SENTENCIA CONSTITUCIONAL PLURINACIONAL 0012/2021-S4
Tribunal Constitucional Plurinacional de Bolivia

SENTENCIA CONSTITUCIONAL PLURINACIONAL 0012/2021-S4

Fecha: 22-Mar-2021

III.1.  La acción popular y la tutela de los derechos colectivos y difusos

La acción popular se constituye en uno de los mecanismos de defensa previstos en la Constitución Política del Estado para la tutela de derechos e intereses colectivos, relacionados con el patrimonio, el espacio, la seguridad y salubridad pública, el medio ambiente y otros de similar naturaleza reconocidos por la Norma Suprema; constituyéndose el presupuesto para su procedencia, la existencia de “todo acto u omisión de las autoridades o de personas individuales o colectivas que violen o amenacen con violar derechos e intereses colectivos” (art. 135 de la CPE).

Los fundamentos de la incorporación de la acción popular en la Norma Suprema pueden encontrarse en el razonamiento jurídico de la SC 1977/2011-R de 7 de diciembre, en cuyos argumentos estableció que su desarrollo como mecanismo de defensa, parte del reconocimiento de los derechos e intereses difusos y colectivos, que a diferencia de los derechos de corte individual, reconocen a su vez la dimensión social del ser humano; es decir, que el mismo no puede ser concebido ni tutelado de forma descontextualizada, sino, en el marco de una sociedad concreta, en la que vive. Así la mencionada Sentencia, en el Fundamento Jurídico III.1.1, explicó que “El reconocimiento de estos derechos responde a una nueva concepción del ser humano, ya no meramente individual, sino como parte de una comunidad en la que se desarrolla y desenvuelve, y que por lo mismo, necesita ser protegida, pues de su preservación depende el desarrollo integral de la persona y de futuras generaciones. En ese sentido, esta nueva concepción no sólo reconoce al individuo como ser contextualizado y dependiente de su comunidad, y a las colectividades como sujetos de derechos, sino también las condiciones que fundamentan y posibilitan la existencia individual y colectiva –es decir, el entorno vital del hombre– y que, como tales, su titularidad corresponde a todos y cada uno de los miembros de una comunidad, –a decir de Rousseau J.J., a todos en general, pero a ninguno en particular– como por ejemplo el derecho al medio ambiente.

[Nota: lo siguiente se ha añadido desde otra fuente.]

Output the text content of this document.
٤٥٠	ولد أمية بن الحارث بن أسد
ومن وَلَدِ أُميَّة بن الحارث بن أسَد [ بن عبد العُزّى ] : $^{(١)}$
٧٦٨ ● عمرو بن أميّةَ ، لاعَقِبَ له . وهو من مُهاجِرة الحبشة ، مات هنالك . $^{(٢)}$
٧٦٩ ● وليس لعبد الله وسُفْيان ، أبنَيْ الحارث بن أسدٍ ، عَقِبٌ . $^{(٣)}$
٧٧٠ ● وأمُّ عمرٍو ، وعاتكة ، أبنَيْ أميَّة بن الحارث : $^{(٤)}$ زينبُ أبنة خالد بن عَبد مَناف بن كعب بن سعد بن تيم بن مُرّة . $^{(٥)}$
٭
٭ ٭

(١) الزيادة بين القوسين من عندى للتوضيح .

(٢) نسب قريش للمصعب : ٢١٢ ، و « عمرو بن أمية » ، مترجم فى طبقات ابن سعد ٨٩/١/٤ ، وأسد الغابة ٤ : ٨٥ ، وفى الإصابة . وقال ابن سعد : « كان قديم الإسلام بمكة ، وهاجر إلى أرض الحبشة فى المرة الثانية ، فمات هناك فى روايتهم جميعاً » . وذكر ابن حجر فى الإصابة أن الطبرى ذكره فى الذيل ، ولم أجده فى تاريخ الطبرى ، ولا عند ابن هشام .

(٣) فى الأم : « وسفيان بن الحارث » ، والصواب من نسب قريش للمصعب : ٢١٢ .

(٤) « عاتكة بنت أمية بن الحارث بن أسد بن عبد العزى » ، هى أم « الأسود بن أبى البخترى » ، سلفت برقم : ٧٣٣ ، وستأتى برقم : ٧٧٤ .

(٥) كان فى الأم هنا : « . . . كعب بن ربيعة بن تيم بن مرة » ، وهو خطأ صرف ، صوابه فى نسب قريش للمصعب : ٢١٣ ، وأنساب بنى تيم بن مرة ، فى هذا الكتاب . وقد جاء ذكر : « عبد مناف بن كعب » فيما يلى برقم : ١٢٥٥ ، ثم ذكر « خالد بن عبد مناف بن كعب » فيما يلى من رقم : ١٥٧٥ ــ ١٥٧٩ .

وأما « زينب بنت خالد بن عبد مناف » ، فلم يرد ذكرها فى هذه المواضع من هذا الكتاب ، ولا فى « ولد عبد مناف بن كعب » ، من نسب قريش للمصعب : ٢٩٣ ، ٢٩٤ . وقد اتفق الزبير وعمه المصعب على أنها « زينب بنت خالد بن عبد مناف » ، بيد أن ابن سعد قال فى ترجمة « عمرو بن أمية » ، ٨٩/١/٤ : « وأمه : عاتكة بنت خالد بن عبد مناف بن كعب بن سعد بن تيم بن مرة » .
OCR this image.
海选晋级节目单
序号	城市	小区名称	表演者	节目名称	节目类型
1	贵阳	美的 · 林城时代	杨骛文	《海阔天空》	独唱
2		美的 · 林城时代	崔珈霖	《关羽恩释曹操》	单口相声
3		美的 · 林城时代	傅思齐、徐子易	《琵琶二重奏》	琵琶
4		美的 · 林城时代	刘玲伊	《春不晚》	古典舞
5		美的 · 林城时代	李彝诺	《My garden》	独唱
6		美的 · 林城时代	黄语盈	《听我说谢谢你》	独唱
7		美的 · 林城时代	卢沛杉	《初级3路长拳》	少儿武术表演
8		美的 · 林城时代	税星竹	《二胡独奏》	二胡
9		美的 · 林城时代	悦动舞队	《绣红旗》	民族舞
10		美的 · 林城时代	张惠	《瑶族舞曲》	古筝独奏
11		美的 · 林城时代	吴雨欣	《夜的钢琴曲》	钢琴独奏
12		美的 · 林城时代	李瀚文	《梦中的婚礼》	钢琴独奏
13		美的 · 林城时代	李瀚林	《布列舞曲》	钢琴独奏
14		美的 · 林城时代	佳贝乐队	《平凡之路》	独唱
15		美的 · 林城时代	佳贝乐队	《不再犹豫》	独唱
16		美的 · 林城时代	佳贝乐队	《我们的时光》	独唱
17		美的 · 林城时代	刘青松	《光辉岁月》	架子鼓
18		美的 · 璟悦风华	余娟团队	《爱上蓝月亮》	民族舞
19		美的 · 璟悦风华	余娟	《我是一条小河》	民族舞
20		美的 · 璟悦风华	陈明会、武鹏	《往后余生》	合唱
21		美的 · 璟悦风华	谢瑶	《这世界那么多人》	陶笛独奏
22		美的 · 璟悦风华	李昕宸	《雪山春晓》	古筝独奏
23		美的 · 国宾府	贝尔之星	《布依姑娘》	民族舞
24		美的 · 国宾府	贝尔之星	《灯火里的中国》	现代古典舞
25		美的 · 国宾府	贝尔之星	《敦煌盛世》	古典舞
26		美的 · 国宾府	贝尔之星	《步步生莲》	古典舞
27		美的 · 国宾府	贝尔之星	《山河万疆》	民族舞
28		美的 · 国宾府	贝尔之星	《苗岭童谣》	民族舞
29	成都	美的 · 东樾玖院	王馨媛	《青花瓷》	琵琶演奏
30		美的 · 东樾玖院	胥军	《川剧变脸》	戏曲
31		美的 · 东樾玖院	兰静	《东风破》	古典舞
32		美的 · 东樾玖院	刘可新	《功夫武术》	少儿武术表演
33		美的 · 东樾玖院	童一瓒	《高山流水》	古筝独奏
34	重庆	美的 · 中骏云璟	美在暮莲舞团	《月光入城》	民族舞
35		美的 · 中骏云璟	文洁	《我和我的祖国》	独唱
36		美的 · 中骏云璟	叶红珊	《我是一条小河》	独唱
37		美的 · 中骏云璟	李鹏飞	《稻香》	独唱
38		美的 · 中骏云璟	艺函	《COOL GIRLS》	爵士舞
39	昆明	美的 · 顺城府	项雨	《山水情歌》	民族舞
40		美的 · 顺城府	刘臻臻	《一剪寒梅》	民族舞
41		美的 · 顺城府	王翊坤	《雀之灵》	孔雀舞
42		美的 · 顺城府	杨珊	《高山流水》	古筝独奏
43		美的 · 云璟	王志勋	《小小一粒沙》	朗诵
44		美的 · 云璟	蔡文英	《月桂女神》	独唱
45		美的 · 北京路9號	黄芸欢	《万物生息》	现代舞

           Dentro del contexto referido, y en mérito a la importancia y al reconocimiento de estos derechos de tercera generación, su vulneración encuentra protección en las diversas legislaciones a través de mecanismos que tienen el mismo objeto y finalidad como es la tutela de los derechos colectivos o difusos. Al respecto, en la legislación comparada, a esa protección se la conoce como tutela de intereses difusos, como el derecho a un medio ambiente adecuado, a la salud, a la utilización racional de los recursos naturales, a la seguridad de consumidores y usuarios, al patrimonio histórico, arquitectónico y cultural, etc.”.

           La SC 1018/2011-R de 22 de junio, precisando el entendimiento sobre los derechos e intereses colectivos y aquellos de carácter difuso, señaló lo siguiente: “La Constitución Política del Estado sostiene que la acción popular procede contra actos u omisiones que amenacen violar o violen derechos e intereses colectivos, sin hacer referencia a los intereses difusos; sin embargo dicha norma debe ser interpretada sistemáticamente y, en ese sentido, debe tenerse en cuenta que el mismo art. 135 de la CPE, hace referencia, como derechos e intereses protegidos, al patrimonio, el espacio, la seguridad y salubridad pública, los cuales, con base en la distinción efectuada en el punto anterior, son específicamente considerados difusos y no así colectivos.